'Get Bugged' at Design Museum on Biodiversity Museum Day

Feb 14, 2018

It's bugged. Yes, it is.

When you attend the seventh annual UC Davis Biodiversity Museum Day on Saturday, Feb. 17 to see 13 museums or collections, be sure to see It's Bugged: Insects' Role in Design, an exhibit in Cruess Hall that explores the connection between insects and people.

Or connects insects and people.

The display will be open from noon to 4 p.m., especially for Biodiversity Museum Day. (Note that the Design Museum exhibit is not open on Saturdays, but this Saturday it is. The event opened Jan. 8 and hours are from noon to 4 p.m. and on Sundays from 2 to 4 p.m,  through April 22. Admission is free.)

"Bugged" features the work of Department of Design faculty and graduate students, as well as displays from the Bohart Museum of Entomology and insect photos by UC Davis Ph.D alum Alex Wild, now curator of entomology at the University of Texas, Austin.

Key attractions include the amazing work of professor emerita Ann Savageau of the Department of Design. For the exhibition, Savageau created a trilogy of wall pieces made from hornet nest paper, and a set of sculptures made of wood etched into striking patterns by bark beetle larvae.

The exhibition explores the two sides of the relationship between people and insects, Savageau told the crowd at the opening reception. “The first side shows how makers, designers, architects, and artists draw upon nature's patterns to create beautiful and useful materials and structures. The second side examines the collaboration of humans and insects as producers of raw materials, such as harvested silk and red dye made from cochineal. This human-insect relationship is complex and compelling.”

 “Insects have played a significant role in human cultures across the globe for millennia," Savageau related. "They have been revered as sacred, they have been used as food, dye, and ornament. They have been inspiration for human architecture, design and art. And some insect products, namely silk and cochineal, have been big players in global trade networks, economies, and conflicts.”
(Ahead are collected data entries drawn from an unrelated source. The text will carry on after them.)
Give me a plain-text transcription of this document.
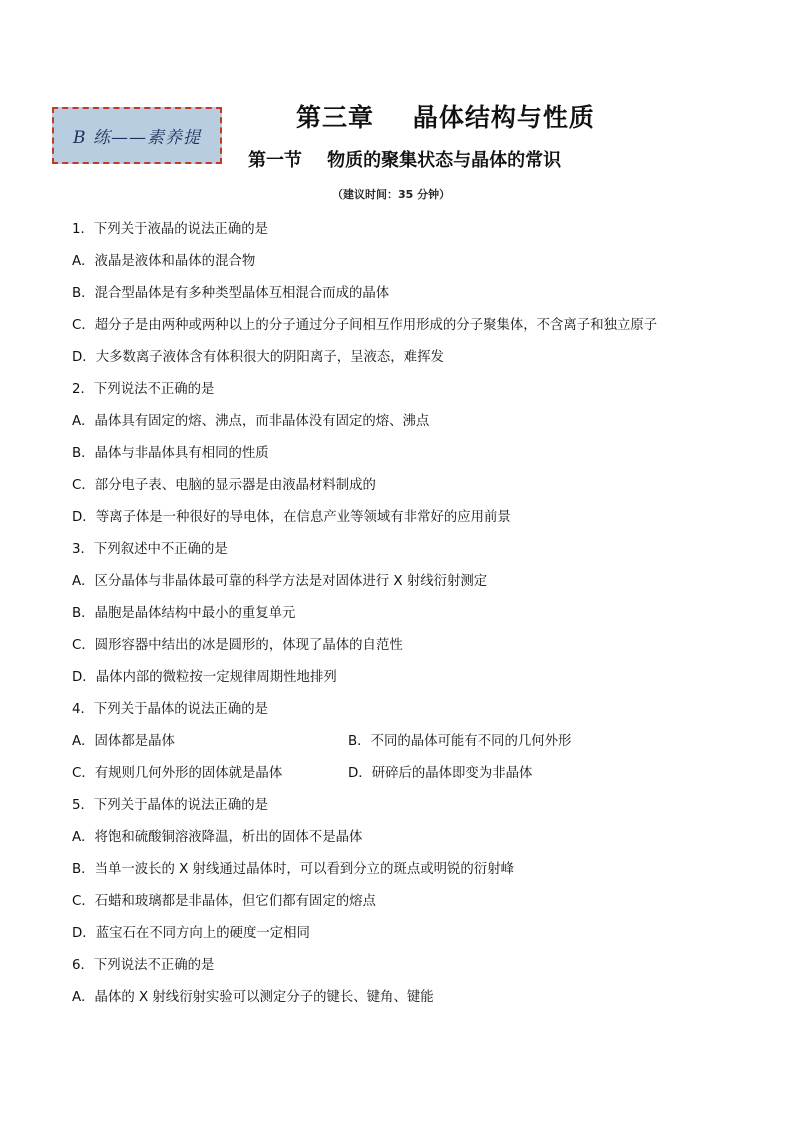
B 练——素养提
第三章    晶体结构与性质
第一节    物质的聚集状态与晶体的常识
（建议时间：35 分钟）
1．下列关于液晶的说法正确的是
A．液晶是液体和晶体的混合物
B．混合型晶体是有多种类型晶体互相混合而成的晶体
C．超分子是由两种或两种以上的分子通过分子间相互作用形成的分子聚集体，不含离子和独立原子
D．大多数离子液体含有体积很大的阴阳离子，呈液态，难挥发
2．下列说法不正确的是
A．晶体具有固定的熔、沸点，而非晶体没有固定的熔、沸点
B．晶体与非晶体具有相同的性质
C．部分电子表、电脑的显示器是由液晶材料制成的
D．等离子体是一种很好的导电体，在信息产业等领域有非常好的应用前景
3．下列叙述中不正确的是
A．区分晶体与非晶体最可靠的科学方法是对固体进行 X 射线衍射测定
B．晶胞是晶体结构中最小的重复单元
C．圆形容器中结出的冰是圆形的，体现了晶体的自范性
D．晶体内部的微粒按一定规律周期性地排列
4．下列关于晶体的说法正确的是
A．固体都是晶体	B．不同的晶体可能有不同的几何外形
C．有规则几何外形的固体就是晶体	D．研碎后的晶体即变为非晶体
5．下列关于晶体的说法正确的是
A．将饱和硫酸铜溶液降温，析出的固体不是晶体
B．当单一波长的 X 射线通过晶体时，可以看到分立的斑点或明锐的衍射峰
C．石蜡和玻璃都是非晶体，但它们都有固定的熔点
D．蓝宝石在不同方向上的硬度一定相同
6．下列说法不正确的是
A．晶体的 X 射线衍射实验可以测定分子的键长、键角、键能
“But today, insect populations are disappearing at an alarming rate, and the implications for the health of our planet are staggering. Just look at the crash of honey bee populations in the US, and its implications for so many of our crops.”

In her talk, Savageau described the bald-faced hornet,  Dolichovespula maculata, "as an animal dear to my heart, because I use the paper from its nest to create artworks. This hornet creates large paper nests that have dozens of layers of paper with air pockets in between. Inside are multiple layers of brood combs where the queen lays hundreds of eggs. The larvae are fed chewed insects by the workers."

The retired professor and now full-time artist works with the patterns etched by bark beetle larvae under the bark of various trees, including pine and fir. "Each pattern serves a specific function for the beetles and their larvae," she said. For her piece titled  "Totems," she applied metallic paints to fill in either the beetle galleries or the top layer of wood. She collected the work of six different bark beetle species, each one with a distinctive pattern.

Exhibition curator Adrienne McGraw says of "It's Bugged": “The inspiration we draw from the natural world is endless. The challenge in the exhibit was focusing our story to the links between insects and textiles and forms. We selected key pieces from UC Davis' Joann C. Stabb Design Collection and works from collaborating artists, so the connection to insects could then be explored. Some of these relationships are centuries old, while other ways people are using insects and insect behavior is relatively new. What's exciting to me is to think about all the new products, designs, and technologies that are still to come as people continue to be inspired by insects. And what better place to encourage that than a university setting where so much creative work is already going on?”

Biodiversity Museum Day is free and open to the public. The following will be open from 9 a.m. to 1 p.m.: Museum of Wildlife and Fish Biology; Bohart Museum of Entomology, Raptor Center, Paleontology Collection, Arboretum and Public Garden; Phaff Yeast Culture Collection; and the Viticulture and Enology Culture Collection.

The following will be open from noon to 4 p.m.: Nematode Collection, Botanical Conservatory, Center for Plant Diversity Herbarium, Anthropology Museum, Häagen-Dazs Honey Bee Haven, and the Design Museum.